Evan mit seiner großen Liebe

Ein Hauptproblem bei "Butterfly Effect" soll die Logik sein, ein typischer Pferdefuß bei Filmen mit Zeitreise-Thematik. Natürlich kann darüber gestritten werden, Zeitreisen-oder Sprünge können sich eigentlich nur daran aufknüpfen, nur dürften unter dem Gesichtspunkt gar nichts mehr in der Form gedreht werden, Details oder generelle Logik werden immer auf eine harte Probe gestellt. Gerade deshalb versehe ich aber nicht den Vorwurf in diesem speziellen Fall, denn Eric Bress und J. Mackye Gruber scheinen sich wahnsinnig viel Gedanken um ihren Mystery/Sci-Fi-Thriller gemacht zu haben, reduzieren die fast unvermeidlichen Schwächen auf ein Minimum und selbst wenn der letzte Erbsenzähler noch was findet, es spielt gar keine Rolle. Vielleicht muss der Film dafür öfter gesehen werden, denn auch mir wurden einige Unklarheiten oder angebliche Logikfehler erst gestern widerlegt. Denn wer genau hinschaut und aufpasst, findet auf jede eventuelle Frage die passende Antwort, muss natürlich die Zeitreisethematik und den damit einhergehende Pseudo-Realismus mit einbeziehen, aber wer so einen Film sieht, hat dieses Ticket automatisch gelöst oder sollte es zumindest getan haben.


"Liebes Tagebuch, Charlie Sheen ist doof..."

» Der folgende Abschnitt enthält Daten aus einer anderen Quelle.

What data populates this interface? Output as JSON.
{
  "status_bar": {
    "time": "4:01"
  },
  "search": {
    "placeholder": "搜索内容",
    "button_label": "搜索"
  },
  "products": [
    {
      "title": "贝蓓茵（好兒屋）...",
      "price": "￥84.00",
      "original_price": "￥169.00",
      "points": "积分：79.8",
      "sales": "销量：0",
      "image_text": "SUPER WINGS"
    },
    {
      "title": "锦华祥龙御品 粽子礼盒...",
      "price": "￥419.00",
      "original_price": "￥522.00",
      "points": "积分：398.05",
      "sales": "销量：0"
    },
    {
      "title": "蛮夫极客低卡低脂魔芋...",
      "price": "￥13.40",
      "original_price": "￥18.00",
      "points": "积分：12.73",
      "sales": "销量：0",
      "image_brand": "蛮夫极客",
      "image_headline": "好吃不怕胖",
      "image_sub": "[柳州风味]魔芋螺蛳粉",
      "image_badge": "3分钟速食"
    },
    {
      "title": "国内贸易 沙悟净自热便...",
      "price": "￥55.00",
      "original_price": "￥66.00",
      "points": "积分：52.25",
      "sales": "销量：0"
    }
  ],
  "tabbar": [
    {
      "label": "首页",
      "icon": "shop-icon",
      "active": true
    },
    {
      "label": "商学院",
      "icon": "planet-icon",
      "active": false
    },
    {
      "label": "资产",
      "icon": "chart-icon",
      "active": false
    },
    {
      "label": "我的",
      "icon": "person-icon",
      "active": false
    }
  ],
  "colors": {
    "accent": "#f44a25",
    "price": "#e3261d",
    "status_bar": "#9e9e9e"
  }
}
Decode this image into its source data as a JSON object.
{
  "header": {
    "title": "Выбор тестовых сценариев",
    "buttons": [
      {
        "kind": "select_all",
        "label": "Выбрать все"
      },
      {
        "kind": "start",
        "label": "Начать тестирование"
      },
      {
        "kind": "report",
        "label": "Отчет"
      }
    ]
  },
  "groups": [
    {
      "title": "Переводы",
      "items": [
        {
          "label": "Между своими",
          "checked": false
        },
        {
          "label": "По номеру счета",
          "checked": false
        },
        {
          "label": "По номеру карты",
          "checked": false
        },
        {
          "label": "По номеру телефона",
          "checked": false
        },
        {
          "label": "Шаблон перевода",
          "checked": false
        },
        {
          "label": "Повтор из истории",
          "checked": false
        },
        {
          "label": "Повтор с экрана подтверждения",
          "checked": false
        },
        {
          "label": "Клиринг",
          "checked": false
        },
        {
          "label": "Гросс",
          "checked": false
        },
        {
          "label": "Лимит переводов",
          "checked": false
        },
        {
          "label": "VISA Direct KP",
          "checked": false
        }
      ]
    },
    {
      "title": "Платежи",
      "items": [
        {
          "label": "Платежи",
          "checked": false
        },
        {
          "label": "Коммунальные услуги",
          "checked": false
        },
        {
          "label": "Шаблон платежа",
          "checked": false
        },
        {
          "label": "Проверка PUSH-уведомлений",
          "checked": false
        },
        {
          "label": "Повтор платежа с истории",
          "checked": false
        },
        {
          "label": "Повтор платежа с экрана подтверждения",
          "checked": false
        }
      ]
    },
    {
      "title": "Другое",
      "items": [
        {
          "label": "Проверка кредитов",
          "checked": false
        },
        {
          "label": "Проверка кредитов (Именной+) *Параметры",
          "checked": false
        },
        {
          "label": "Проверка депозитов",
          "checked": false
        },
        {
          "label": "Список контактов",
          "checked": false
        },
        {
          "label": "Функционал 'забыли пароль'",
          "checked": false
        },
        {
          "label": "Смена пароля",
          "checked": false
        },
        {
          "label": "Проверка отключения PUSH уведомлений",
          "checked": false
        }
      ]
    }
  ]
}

Entscheidend: "Butterfly Effect" will ja auch gar kein hochintelligentes Arthouse-Werk sein, sondern ein spannender Unterhaltungsfilm, und das gelingt ihm ohne wenn und aber. Gerade unter der Prämisse ein bemerkenswerter Fall, wo viele ähnlich gelagerte Filme sich einen Dreck um Kreativität und/oder die damit verbundenen Schwierigkeiten / Konsequenzen scheren, nämlich eine innovative Story mit übernatürlichen Elementen als außergewöhnlich zu verkaufen, ohne dabei auf Details zu scheißen, nur um eine Idee zum Laufen zu bringen. Das ist die große Stärke von "Butterfly Effect". Hier treffen eine interessante, ungewöhnliche (sicherlich auf dem Papier merkwürdige, dafür in der Umsetzung hervorragende) Geschichte auf eine rasante, sehr durchdachte Umsetzung, die sich niemals verzettelt oder am eigenen Anspruch stranguliert, sondern gerade dadurch seinen Reiz bezieht. "Butterly Effect" ist Popcornkino, keine Frage, aber schießt sich erstaunlich gekonnt selbst am oft getroffenen Knie vorbei, ist in Details bemerkenswert und trotz jeder Klischee-und Logikfallen mit einer rotznäsigen Abgeklärtheit inszeniert, die so nicht zu erwarten ist. Natürlich, nicht zu leugnen und auch bewusst, ziehlt der Film klar auf eine durchkonstruierte Moral hin, auf eine Message, die ihm als Kitsch ausgelegt werden könnte, doch empfinde ich es eher als bewegend und ergreifend. Warum ändere ich die Vergangenheit, um die Zukunft zu beeinflussen? Um mich in ein besseres Licht zu rücken, um mich reich, berühmt und endlos glücklich zu machen? Nein, ich will der grossen Liebe meines Lebens ihr absolutes Glück gönnen, gehe dafür mehrfach durch eine nicht vorauszusehende Hölle und sehe nach etlichen Versuchen nur noch eine Alternative, die so logisch wie schmerzvoll ist.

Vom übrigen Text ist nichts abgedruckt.